How can I achieve this? I've been looking at this question but the data is the other way round from how I want it. I want my keys as the datagrid column headers (I don't mind hardcoding the headers as I believe the header property can't use data binding). This is my XAML so far, itemsource is bound correctly, but I don't know how to get the data in the format I need:

<DataGrid x:Name="dg" ItemsSource="{Binding Asset.Partners}" AutoGenerateColumns="false">
    <DataGrid.Columns>
        <DataGridTextColumn Header="Company" Binding="{Binding ?}"/>
        <DataGridTextColumn Header="Operator" Binding="{Binding ?}"/>
        <DataGridTextColumn Header="Interest" Binding="{Binding ?}"/>
        <DataGridTextColumn Header="Type" Binding="{Binding ?}"/>
    </DataGrid.Columns>
</DataGrid>

If I use Binding="{Binding Value[0]} for the first column, then I get a "row" of values in my column, but I want it the other way round. I've also tried using Binding="{Binding Asset.Partners[Company]}" but that didn't work.

Any help appreciated.

2
Don't use dictionaries in bindings. They suck for a number of different reasons.. Create a specific type to hold your key/value pairs and put them into an ObservableCollection. If you're a nerdly programmer, you can create an implementation of KeyedCollection<T> that implements INotifyCollectionChanged, which gives you the benefits of a dictionary but without the massive suck.\user1228
@Will - it's not particularly helpful to tell me they "suck" without telling me why.Courlu
They suck for a number of reasons, at least one of which you've encountered. Others include hobbling the power of DataTemplates, no change notification, etc. They suck, as you have learned. Frankly, what's more important is my advice about the keyed collection. Go look into that, and don't waste your time with dictionaries.user1228

2 Answers

3
votes

Personally I would create an object model to represent your data, and bind to a collection of those objects.

public class MyObject
{
    public string Company { get; set; }
    public string Operator { get; set; }
    public string Interest { get; set; }
    public string Type { get; set; }
}

and

public MainViewModel()
{   
    var partners = new ObservableCollection<MyObject>()
    {
        new MyObject("company1", "false", "40%", "type1"),
        new MyObject("company2", "true", "60%", "type2")
    };
    ...
}

I don't think what you're asking for is possible with a normal DataGrid because it reads things as "for each row in collection, create a DataRow and assign the DataContext to that row". In your case, each row represents the entire grid of data, so this does not work for you.

1
votes

@courlu Everything is possible with dictionary also but most of people prefer ObservableCollection. Dictionary also inherited with IEnumerable and ICollection which tell you that dictionary also able to assign as ItemSource for wpf controls.

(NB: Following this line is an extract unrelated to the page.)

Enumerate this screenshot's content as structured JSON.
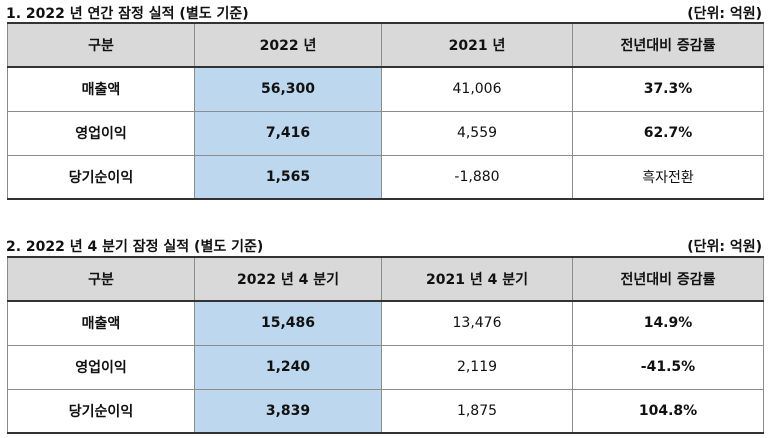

Genneric code of Dictionary provided by .Net : public class Dictionary : IDictionary, ICollection>, IEnumerable>, IEnumerable, IDictionary, ICollection, IReadOnlyDictionary, IReadOnlyCollection>, ISerializable, IDeserializationCallback { }

so you need to do below changes in your code

<DataGrid x:Name="dg" ItemsSource="{Binding Asset.Partners.Values}" AutoGenerateColumns="false">
<DataGrid.Columns>
    <DataGridTextColumn Header="Company" Binding="{Binding Company}"/>
    <DataGridTextColumn Header="Operator" Binding="{Binding Operator}"/>
    <DataGridTextColumn Header="Interest" Binding="{Binding Interest}"/>
    <DataGridTextColumn Header="Type" Binding="{Binding Type}"/>
</DataGrid.Columns>

and if you want TwoWay mode binding then inherit dictionary class with this 2 interface INotifyCollectionChanged, INotifyPropertyChanged it will support 2 way binding also like ObservableCollection.